“God never asks us to do what we cannot do, but what we think we cannot do. Then He waits to see how we will respond.”
I heard that quote in February, 2008, at the sad funeral service in Ethiopia of a young Australian man who was tragically electrocuted.
That quote was said to be one of his favorites, but frankly I didn’t find any comfort in it.
A few weeks before that, it was Valentine’s Day, our first one in Ethiopia. Jake and I had planned to celebrate at a certain restaurant. Halfway there at a large round-about called Pushkin Square, we got stuck in traffic. Cars, taxis, busses, trucks . . . bumper-to-bumper, every-which-way.

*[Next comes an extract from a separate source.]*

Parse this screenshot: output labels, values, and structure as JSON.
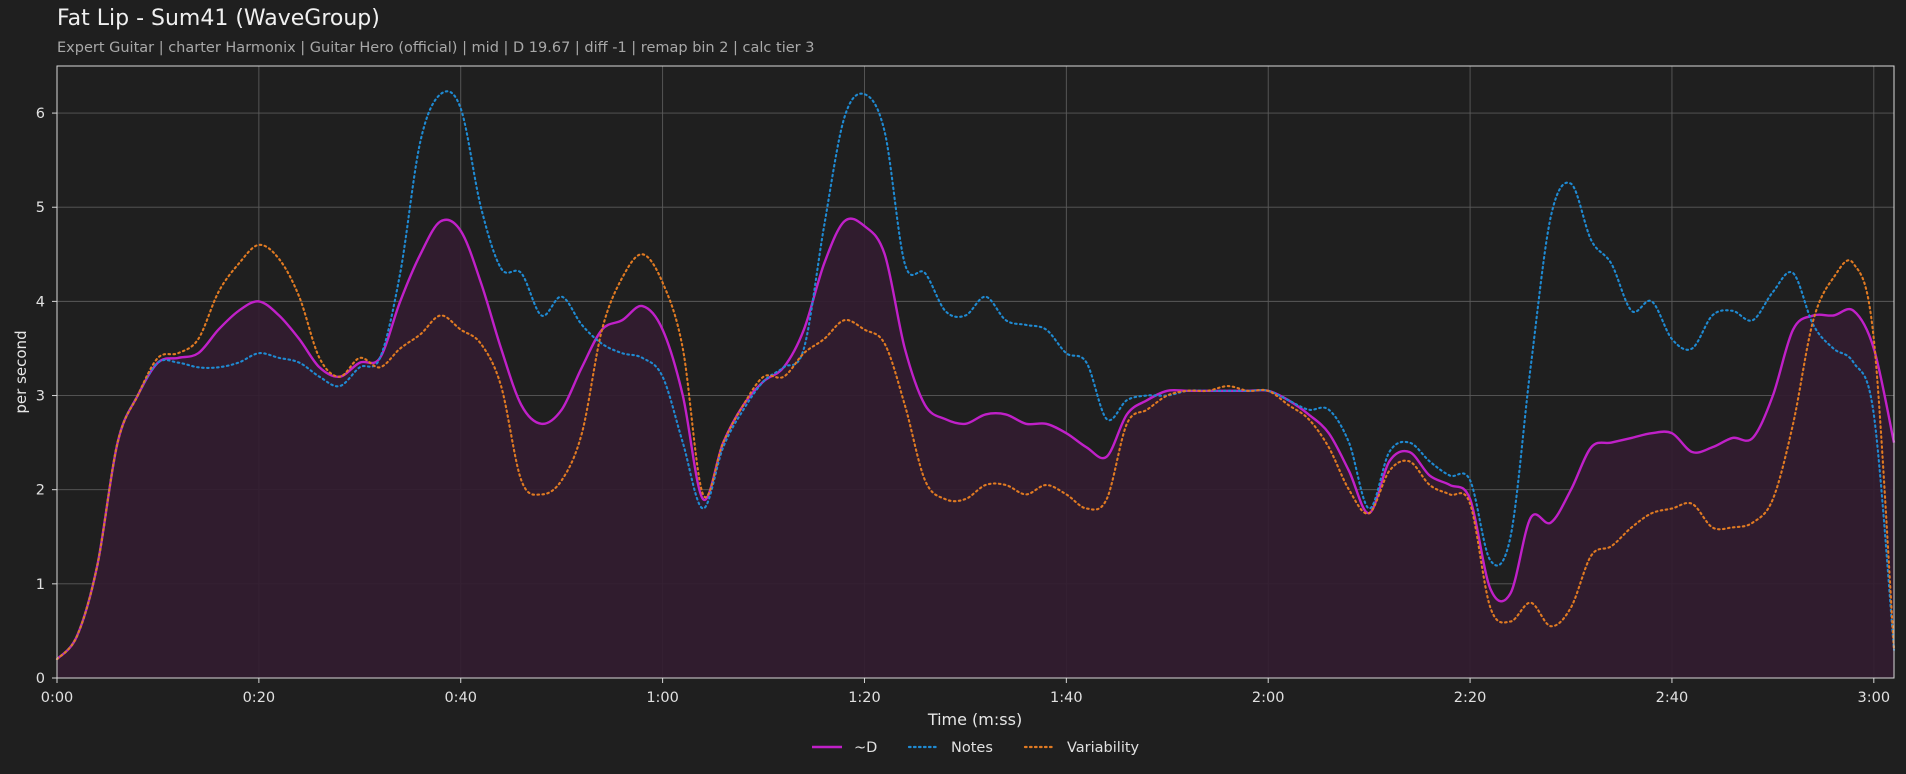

Inching around that circle, I studied the bronze bust in the middle.
Did you know that a good way to learn the history of a place is to research the stories of the names of their streets and parks?
That bronze bust was the head of Alexandr Pushkin, a prominent Russian poet, who died young in a duel in 1837.
Ethiopia claims part of his fame because his great-grandfather had been an East African prince, kidnapped and taken to Russia to be a servant of the Czar.
There we were, Americans, jammed in Ethiopian rush hour traffic on the Russian Pushkin Square.
So, what did we do? We wormed partway around the circle, then exited through the crowd of vehicles, found a parking place by a 5-story building and headed into a coffee shop. (I found a photo of the very place.)
At least we could get a sandwich, we figured.
But in the elevator, look! A sign in English read something like this: “Tonight! Romantic St. Valentine Dinner for Two.” We followed the cutesy Cupid pictures to the top floor and found a small elegant restaurant.
At the door I was handed a long stem red rose, and Jake and I, under-dressed and incredulous, were ushered to a white-clothed table for two. We were gracefully served a delicious four-course dinner, with live soft piano music, overlooking that Russian poet’s Square.
I feel God’s love remembering that special night.
You know that quote I copied above? It doesn’t sit right with me because I don’t think God is like that.
In Ethiopia God asked me to do things that I knew I could not do.
And He didn’t wait to see how I would respond.
He already knew my heart and its mix of fear and faith.
I think it is more like this: God asks us to do things we think we cannot do. Then He waits to show us how He will respond . . . how He will strengthen us, help us, comfort us, and even surprise us as we try to do what He wants us do.
In other words: God gives me all I need to do all He wants me to do.
Time and again I see that I am known and loved by God.
Known and loved.
Tomorrow, Valentine’s Day, I will be leaving Spain, traveling for 20 hours through five airports. I am sick with laryngitis, worn out from all the happy, noisy busy-ness of these days together, and I am — of course — very sad to say goodbye to these beautiful grandgirls. Again.
But I go, remembering: I am known and loved.
I go, expecting: God will help me, strengthen me, and comfort me.
And I go, wondering: Maybe God has another Valentine surprise planned for me.